Marx's "Theses on Feuerbach" challenges a competing version of materialist philosophy on the basis that it is both flawed and ineffective. In particular, the argument is directed toward Feuerbach's conceptions of human beings and society. According to the critiques in this text, Feuerbach's view of society is one that separates human social reality from material reality, and characterizes both humans and society as a static objects. Society is a thing with a definite nature, rather than a dynamic set of circumstances that both shapes human beings and is actively shaped by them. For Marx, such conceptions both incorrectly perceive the world and human society, and preclude the possibility of action to make a better world than the one we already have.
The text consists of eleven somewhat self-contained but interconnected ideas. This organization seems meant to clearly outline the logic behind the argument, and the clearly outlined structure helps to convey the attempt at an appearance of scientificity behind Marx's philosophical project. The connections interlinking each step of the argument however are not always explicit, and it seems the reader is meant to do the work of recognizing these connections on his/her own.
The primary critique is that "the thing, reality, sensuousness, is conceived only in the form of the object or of contemplation, but not as sensuous human activity, practice, not subjectively." Viewing the world as an "object" rather than an activity restricts philosophical inquiry into our world to mere description of the nature of things, rather than granting human beings a role in its creation. While versions of materialism allow for people to be shaped by the circumstances of the world, they don't allow for the world to be shaped by people. For Marx, people are changed by their circumstances, but people also actively change the circumstances of the world. He suggests the use of "revolutionary practice," the "coincidence of the changing of circumstances and of human activity or self-changing," or, in other words, the intentional engagement of people in the world to change the social circumstances in which we find ourselves.
Another important critique of Feuerbach's brand of materialism is directed toward his view of the essence of humanity, which Marx calls a "dumb generality." The human essence is seen as those characteristics that can be located in all humans, which is "dumb" because it is incapable of really saying anything. For instance, the "religious sentiment" is conceived as one inherent feature of a human being, and such inherently human features constitute the essence of humanity. The obvious falsehood of a natural "religious sentiment" of all humans aside, this way of talking about human nature is akin to saying the essential nature of humans is that we all have skin and hair. What does this way of thinking actually accomplish? It does not enable the kind of critical project that Marx would like to engage in. Instead, conceiving of humans in this way leads to other flawed conceptions, like "civil society," which imagines society as a definite thing that occurs when you put a bunch of definite "single individuals" together. If single individuals and civil society are definite things with definite natures, we ask questions like "What is society?" rather than questions like "What possibilities exist for changing it?" Instead of "civil society," Marx suggests we should conceive of human life as "social humanity" which is something more like a collectively made world than a definite object that can be ideally described.

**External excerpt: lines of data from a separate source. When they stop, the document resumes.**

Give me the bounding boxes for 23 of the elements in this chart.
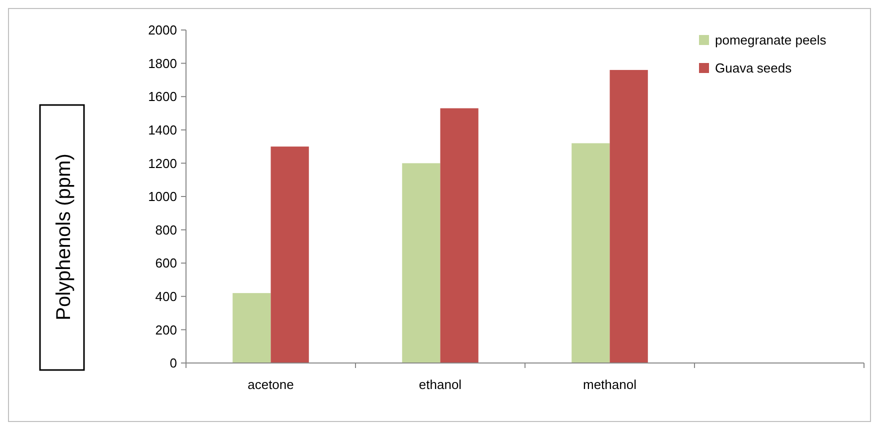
y-tick-label: 1000 [148, 189, 177, 204]
y-tick-label: 800 [155, 222, 177, 238]
bar [572, 143, 610, 363]
y-tick-label: 2000 [148, 22, 177, 38]
y-axis-title: Polyphenols (ppm) [53, 154, 75, 320]
y-tick-label: 200 [155, 322, 177, 338]
bar [610, 70, 648, 363]
x-tick-label: ethanol [418, 377, 462, 392]
bar [440, 108, 478, 363]
legend-label: pomegranate peels [715, 32, 827, 48]
y-tick-label: 600 [155, 256, 177, 271]
legend-label: Guava seeds [715, 60, 792, 76]
y-tick-label: 1800 [148, 56, 177, 71]
x-tick-label: acetone [248, 377, 294, 392]
bar [232, 293, 271, 363]
y-tick-label: 0 [170, 356, 177, 371]
x-tick-label: methanol [583, 377, 637, 392]
bar [402, 163, 440, 363]
y-tick-label: 400 [155, 288, 177, 304]
y-tick-label: 1600 [148, 89, 177, 104]
y-tick-label: 1200 [148, 156, 177, 171]
bar [270, 146, 309, 363]
y-tick-label: 1400 [148, 122, 177, 138]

The real essence of humanity for Marx is "the ensemble of the social relations." The human essence is not a set of isolable characteristics located in each human individual, but the big picture produced by the view of a collectivity of all humans living in a shared world. Since this world is changeable, there is no static human essence. And a feature such as the "religious sentiment" is not an inherent characteristic of humans, but is itself a "social product," produced by this "ensemble of social relations." Feuerbach gets lost chasing the nature of humans as a set of shared characteristics and misses that the characteristics he locates are not natural, but produced.
Ultimately, Marx's critique is directed at the nature of this brand of philosophy as a whole: "The philosophers have only interpreted the world, in various ways; the point is to change it." For Marx, Feuerbach's kind of philosophy is a purely descriptive project, which both fails to actually describe anything, and fails to enable action. Revolutionary practice is an active, prescriptive project, which asks not "What is the essential nature of the world?" but "How can we make a world that we want to have?" The previous kind of philosophical project, in its insistence on accurate description of a definite, fixed nature of reality, excludes the possibility of such prescriptive or world-making projects. And it is through this revolutionary practice that one can come to find truths that actually help us work toward something, rather than studying the society-thing as if we are gazing into a fish tank:
"The question whether objective truth can be attributed to human thinking is not a question of theory but is a practical question. Man must prove the truth -- i.e. the reality and power, the this-sidedness of his thinking in practice. The dispute over the reality or non-reality of thinking that is isolated from practice is a purely scholastic question."
Marx rejects that purely philosophical questions about whether human ideas represent objective reality are useful questions, the truth or falsehood of a human idea can be demonstrated through real-world practice. An idea is true if you can prove it through demonstration. This also shows the scientificity of Marx's thinking, if we take the essence of science to be something like the attempt to find conceptions that work through active, critical experimentation. But perhaps it goes beyond this kind of scientific inquiry, in suggesting also that we can make our ideas true by making the world in the image of our ideas? If we can prove the truth through practice, and the point of this practice is not to merely interpret the world, but to change it, then we can make the world that we desire into the true world.